Cooking:  The simplest way to cook squash is to slice it (rings, wedges, or cubes), scoop out the insides, and roast at 425 degrees or steam it for 30-40 minutes.  You can cut them raw, or pre-bake and then slice them.  If roasted, use olive oil and turn/stir a few times (and roast with garlic and onions/leeks!).  If steamed, cook until soft but not mushy…unless you’re blending it up to make soup.  One simple method is to cut the squash in half lengthwise and roast in 1” of water, face-down for about 20 minutes or until soft (425 degrees).  If you like, you can then turn it right side up, drizzle some olive oil and brown the top to finish it off.

Acorn, Kabocha, and Butternut are excellent for any baking (including recipes that call for “pumpkin”) – check out our delicious Butternut Spice Cookie recipe here. Also, squash can be used as an egg substitute in vegan recipes!

Nutrition:  Squash is one of the easiest vegetables to digest and makes a delicious, filling dish.  It is low in calories, a great source of vitamins A and C, beta carotene, iron and riboflavin.  The flesh is sweeter than summer squash, with a nut-like flavor.   The growing period is longer than summer squash, giving it plenty of time to soak up the sweetness of the sun.  

Storage:  Squash can be eaten “fresh” after harvest, or cured for long-term storage.  Our bulk sale squash has been cured.  Once cured, ensure your squash is wiped clean & dry, and store in a cool dry spot out of the sun and with good air circulation (e.g. a garage or a cool room). 

How long do they last?

A long time!  In our damp climate we need to store well and inspect regularly, but here are what we believe to be conservative storage times for our squash.  They do tend to last longer than this – we’ve eaten all varieties well into the Spring!

Acorn: 2-3 months (until mid-end Dec)

Spaghetti: 2-3 months (until mid-end Dec)

Kabocha: 3-4 months (until Dec-Jan)

Butternut: 4 months (until Jan)

Delicata: 4-5 months (until mid-end Feb)…or even longer!


Classic Green & “Carnival”

Acorn squash has deep ridges, orange  flesh, and a sweet flavour (especially if you leave the skin on).  Great for cooking whole or halved, or cut into wedges.  Eat the skin!  Excellent for scooping out the flesh to make pie or mashed squash, either savoury or sweet.

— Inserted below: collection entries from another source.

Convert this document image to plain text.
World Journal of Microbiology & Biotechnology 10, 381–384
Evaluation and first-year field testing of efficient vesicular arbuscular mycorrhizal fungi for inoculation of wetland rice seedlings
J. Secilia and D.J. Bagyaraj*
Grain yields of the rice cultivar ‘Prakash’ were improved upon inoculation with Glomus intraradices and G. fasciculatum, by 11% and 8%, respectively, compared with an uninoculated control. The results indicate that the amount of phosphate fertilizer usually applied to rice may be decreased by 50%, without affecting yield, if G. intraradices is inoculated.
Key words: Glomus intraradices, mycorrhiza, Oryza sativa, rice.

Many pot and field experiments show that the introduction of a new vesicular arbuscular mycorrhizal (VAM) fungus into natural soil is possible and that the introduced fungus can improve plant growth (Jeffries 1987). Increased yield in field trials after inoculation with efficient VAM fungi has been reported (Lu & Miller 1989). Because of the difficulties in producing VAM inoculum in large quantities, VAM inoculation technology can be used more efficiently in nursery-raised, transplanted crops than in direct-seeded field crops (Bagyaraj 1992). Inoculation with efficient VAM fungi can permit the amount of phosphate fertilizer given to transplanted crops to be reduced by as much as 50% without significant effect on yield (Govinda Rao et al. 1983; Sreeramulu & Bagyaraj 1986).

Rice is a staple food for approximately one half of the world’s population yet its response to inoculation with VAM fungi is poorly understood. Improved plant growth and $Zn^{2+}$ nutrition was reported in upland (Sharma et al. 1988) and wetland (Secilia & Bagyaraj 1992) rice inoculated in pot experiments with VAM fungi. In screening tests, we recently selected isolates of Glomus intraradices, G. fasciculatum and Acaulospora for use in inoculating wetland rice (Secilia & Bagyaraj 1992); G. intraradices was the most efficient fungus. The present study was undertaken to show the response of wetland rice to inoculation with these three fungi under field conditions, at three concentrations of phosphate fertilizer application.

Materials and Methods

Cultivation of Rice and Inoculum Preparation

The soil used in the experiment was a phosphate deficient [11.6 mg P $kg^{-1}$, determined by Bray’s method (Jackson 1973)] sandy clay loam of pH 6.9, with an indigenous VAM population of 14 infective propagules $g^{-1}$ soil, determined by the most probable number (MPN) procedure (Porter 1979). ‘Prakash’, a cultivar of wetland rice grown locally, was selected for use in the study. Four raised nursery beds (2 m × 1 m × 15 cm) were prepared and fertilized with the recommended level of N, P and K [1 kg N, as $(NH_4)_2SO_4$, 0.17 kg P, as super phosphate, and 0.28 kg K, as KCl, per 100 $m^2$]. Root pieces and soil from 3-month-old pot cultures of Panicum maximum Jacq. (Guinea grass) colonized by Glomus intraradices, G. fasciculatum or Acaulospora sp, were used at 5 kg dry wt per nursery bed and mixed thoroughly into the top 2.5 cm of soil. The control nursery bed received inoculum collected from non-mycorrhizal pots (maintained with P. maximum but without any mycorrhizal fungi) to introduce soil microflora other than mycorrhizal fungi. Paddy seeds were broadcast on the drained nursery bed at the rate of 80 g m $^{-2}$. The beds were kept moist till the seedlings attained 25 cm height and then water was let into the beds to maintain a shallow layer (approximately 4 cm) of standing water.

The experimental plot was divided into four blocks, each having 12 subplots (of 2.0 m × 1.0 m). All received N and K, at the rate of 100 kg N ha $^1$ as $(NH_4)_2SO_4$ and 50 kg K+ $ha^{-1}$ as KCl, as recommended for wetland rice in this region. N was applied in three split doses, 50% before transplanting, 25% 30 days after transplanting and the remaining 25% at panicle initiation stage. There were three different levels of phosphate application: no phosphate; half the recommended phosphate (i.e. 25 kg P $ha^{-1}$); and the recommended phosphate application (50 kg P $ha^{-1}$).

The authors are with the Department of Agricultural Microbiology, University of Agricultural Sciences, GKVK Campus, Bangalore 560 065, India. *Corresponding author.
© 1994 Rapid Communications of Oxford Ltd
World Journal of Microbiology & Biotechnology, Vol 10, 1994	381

Sweet, nutty tastes similar to pumpkin; amazing in soups, roasts, desserts… This is what is usually in a can of “pumpkin” for pumpkin pie, because it has the most flesh per squash.  Eat the skin!

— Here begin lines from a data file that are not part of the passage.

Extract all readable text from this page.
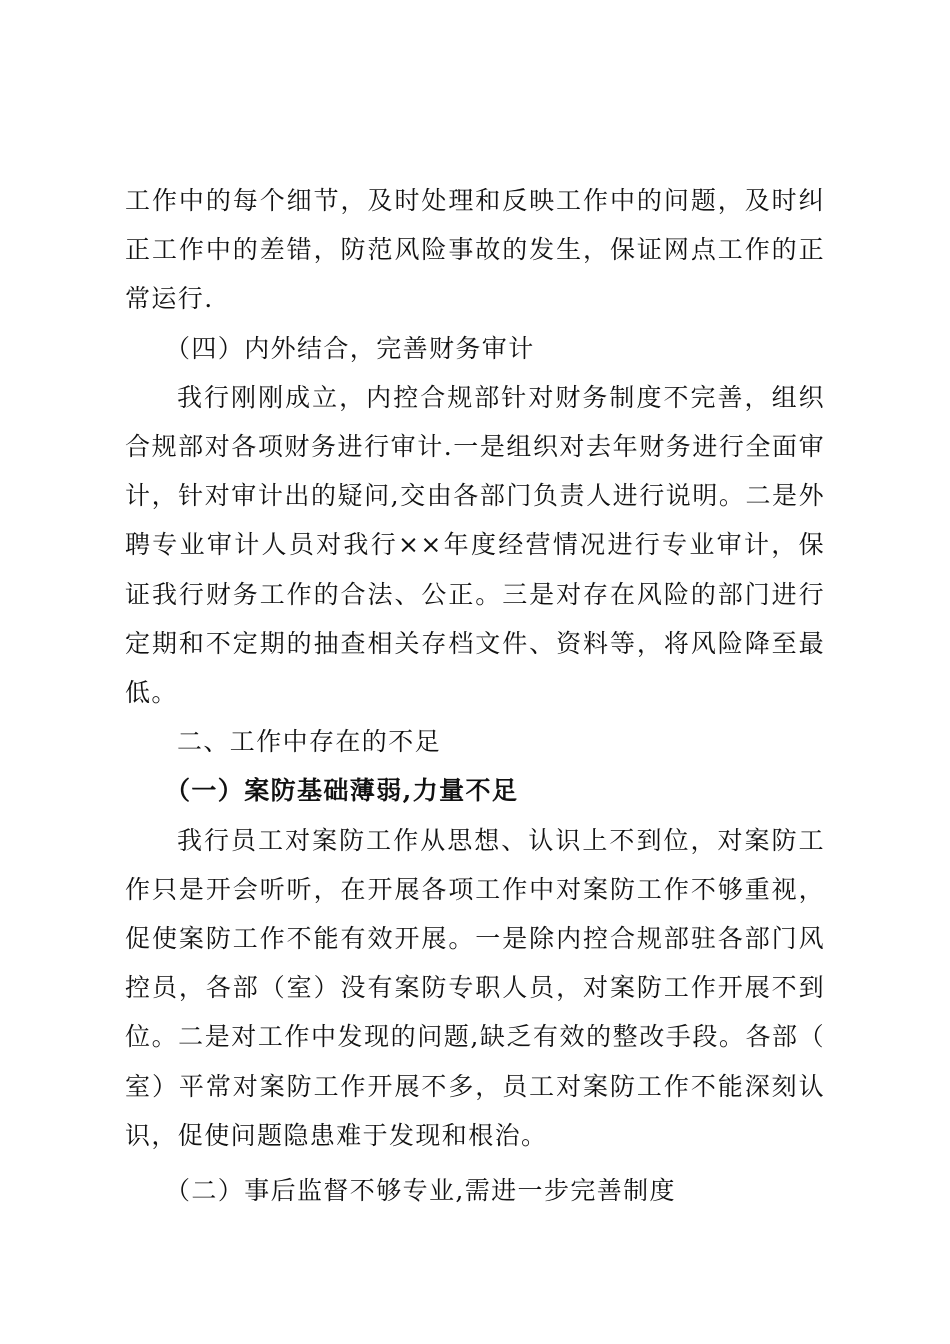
工作中的每个细节，及时处理和反映工作中的问题，及时纠正工作中的差错，防范风险事故的发生，保证网点工作的正常运行.

（四）内外结合，完善财务审计

我行刚刚成立，内控合规部针对财务制度不完善，组织合规部对各项财务进行审计.一是组织对去年财务进行全面审计，针对审计出的疑问,交由各部门负责人进行说明。二是外聘专业审计人员对我行××年度经营情况进行专业审计，保证我行财务工作的合法、公正。三是对存在风险的部门进行定期和不定期的抽查相关存档文件、资料等，将风险降至最低。

二、工作中存在的不足

（一）案防基础薄弱,力量不足

我行员工对案防工作从思想、认识上不到位，对案防工作只是开会听听，在开展各项工作中对案防工作不够重视，促使案防工作不能有效开展。一是除内控合规部驻各部门风控员，各部（室）没有案防专职人员，对案防工作开展不到位。二是对工作中发现的问题,缺乏有效的整改手段。各部（室）平常对案防工作开展不多，员工对案防工作不能深刻认识，促使问题隐患难于发现和根治。

（二）事后监督不够专业,需进一步完善制度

Kabocha, green (no red this year)

Widely used in Asia, Kabocha has a dry, fluffy, chestnut-like texture and a very sweet, nutty flavour.  It’s used in tempura, stews, and desserts.  Best steamed or roasted with a bit of water to keep it moist.  Eat the skin!


Sweet, rich, creamy & delicious!  Delicata is the easiest to cut (slice into ¼” to ½” thick rings), they cook quickly, and are generally small enough to be used up in a single meal.  Eat the skin! Can also be cut in half lengthwise for a “boat” shape.


Mild, stringy flesh with a light, slightly sweet flavour that makes a great no-carb spaghetti, but really shines as a simple side-dish.  Scoop the “noodles” out of the skin, or eat them right out of the “squash-bowl”. Cook thoroughly (best with olive oil!) so the flesh “caramelizes” and takes on a deep flavour.  Do not eat the skin.